家に一泊させてもらった俺は、翌朝一緒に市場について行き、ドリンクスタンドでジュースを売っている二人をカメラで撮りまくった。
浅黒い肌に薄っすらと汗をかき、白い歯を見せてニカッと笑う二人は活き活きと輝いている。
カシャッ! カシャカシャッ!
活気ある市場の雑踏。値段を交渉する大きな声。犬を追いかけて走り回る子供達。
あんなに怖がっていたのが嘘みたいに、俺は夢中でシャッターを押し続けていた。
――うん、楽しいな……。
難しく考える必要はないんだ。
背景がどうのとか、構図がどうのとか。
ただ、目の前にある美しいものをあるがままにレンズで捕らえる。それでいい。
素材さえよければ、ソースやクリームで余計な味付けをしなくても、十分美味しく食べられる。
要はそういうことだ。
その夜俺は、街で買ってきた絵葉書で、はじめて彩乃に手紙を書いた。
インドに着いてすぐに電話をしたきりで、あとはたまにメッセージのやり取りをするのみ。それさえも最近は経費削減で途絶えていたが……今は無性にこの感動を伝えたいと思ったのだ。

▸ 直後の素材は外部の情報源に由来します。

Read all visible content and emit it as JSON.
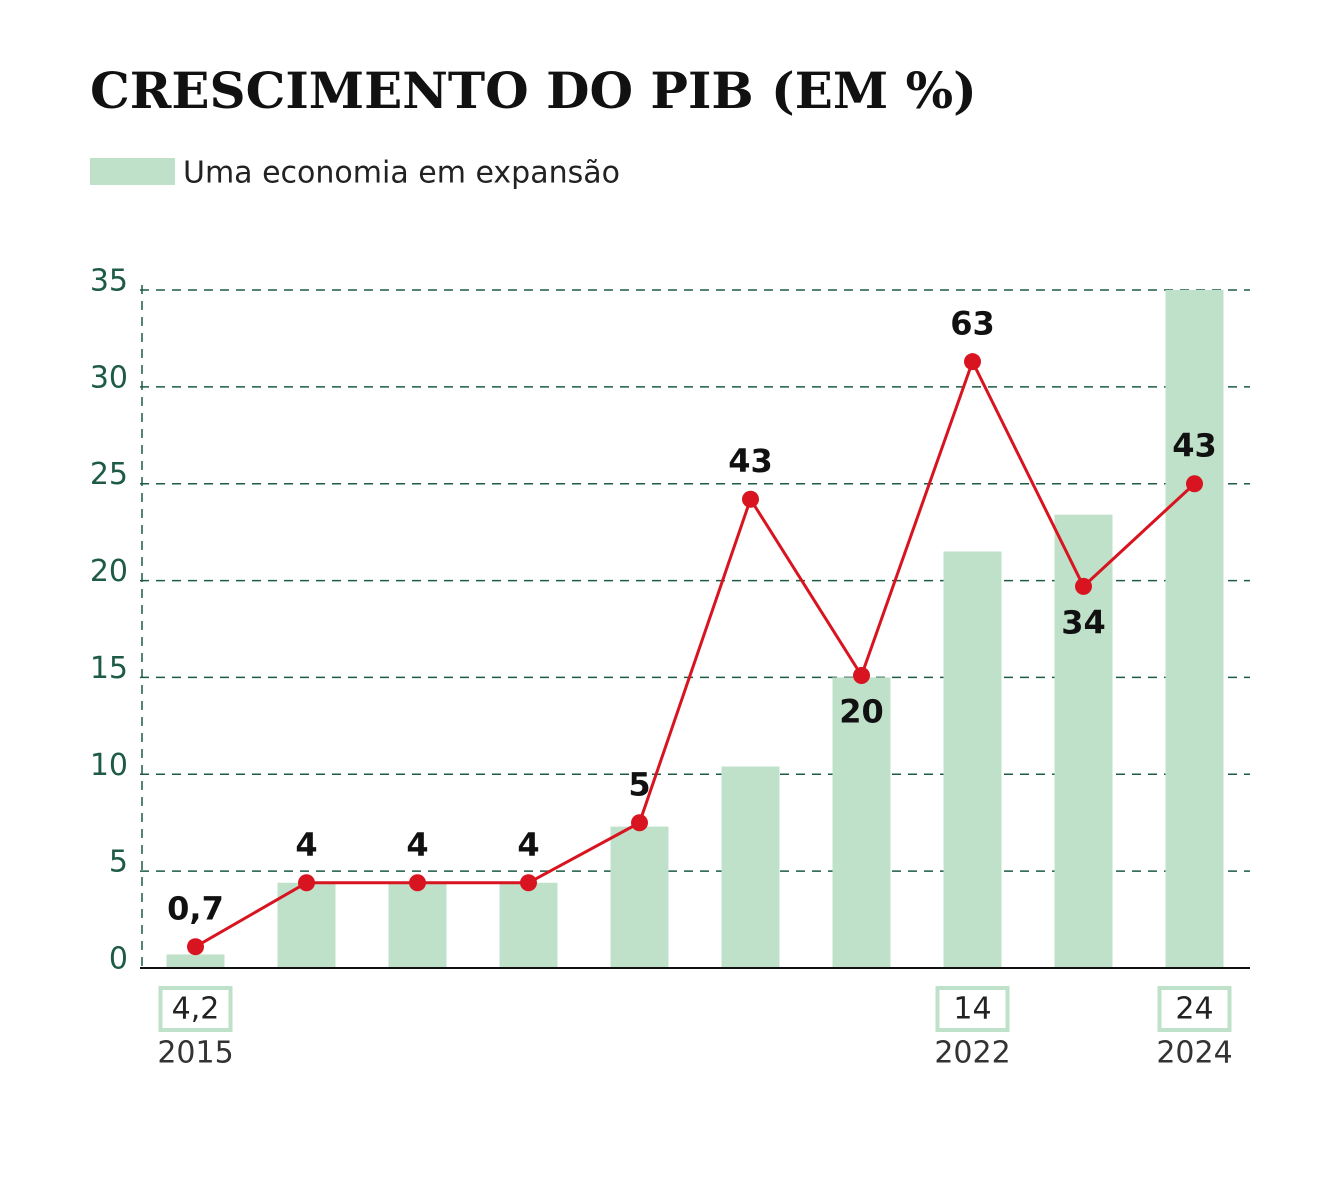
{
  "chart_data": {
    "type": "bar",
    "title": "CRESCIMENTO DO PIB (EM %)",
    "categories": [
      "2015",
      null,
      null,
      null,
      null,
      null,
      null,
      "2022",
      null,
      "2024"
    ],
    "series": [
      {
        "name": "Uma economia em expansão",
        "type": "bar",
        "color": "#bfe0c9",
        "values": [
          0.7,
          4.4,
          4.4,
          4.4,
          7.3,
          10.4,
          15.0,
          21.5,
          23.4,
          35.0
        ],
        "box_labels": [
          "4,2",
          null,
          null,
          null,
          null,
          null,
          null,
          "14",
          null,
          "24"
        ]
      },
      {
        "type": "line",
        "color": "#d7141f",
        "values": [
          1.1,
          4.4,
          4.4,
          4.4,
          7.5,
          24.2,
          15.1,
          31.3,
          19.7,
          25.0
        ],
        "point_labels": [
          "0,7",
          "4",
          "4",
          "4",
          "5",
          "43",
          "20",
          "63",
          "34",
          "43"
        ]
      }
    ],
    "ylim": [
      0,
      35
    ],
    "yticks": [
      0,
      5,
      10,
      15,
      20,
      25,
      30,
      35
    ],
    "grid": true
  }
}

『ベトナム人はエネルギッシュです。干からびたときに飲むココナッツジュースは案外美味しかった』
もっと色々書こうかとも思ったが、スペースが少なかったため諦めた。
それに、長く書けば書くほど、弱音を吐きたくなってしまうから。
ここで早くも里心がついたら目も当てられない。
――とにかく、俺の撮りたいものが見えてきた。
俺は少し考えてから、さっきの文章の下に短く書き足した。
『子供の写真を撮ろうと思う』
カシャッ!
俺の愛機、D850のシャッター音。
目も眩むような白い閃光。
ああ、まただ。
俺は白い光の中に吸い込まれていく。
今度はいつの時代に飛ばされるんだ?
――ああ、だけど……。
気付いてしまった。
思い出を巡る旅は、終着点に近づいている。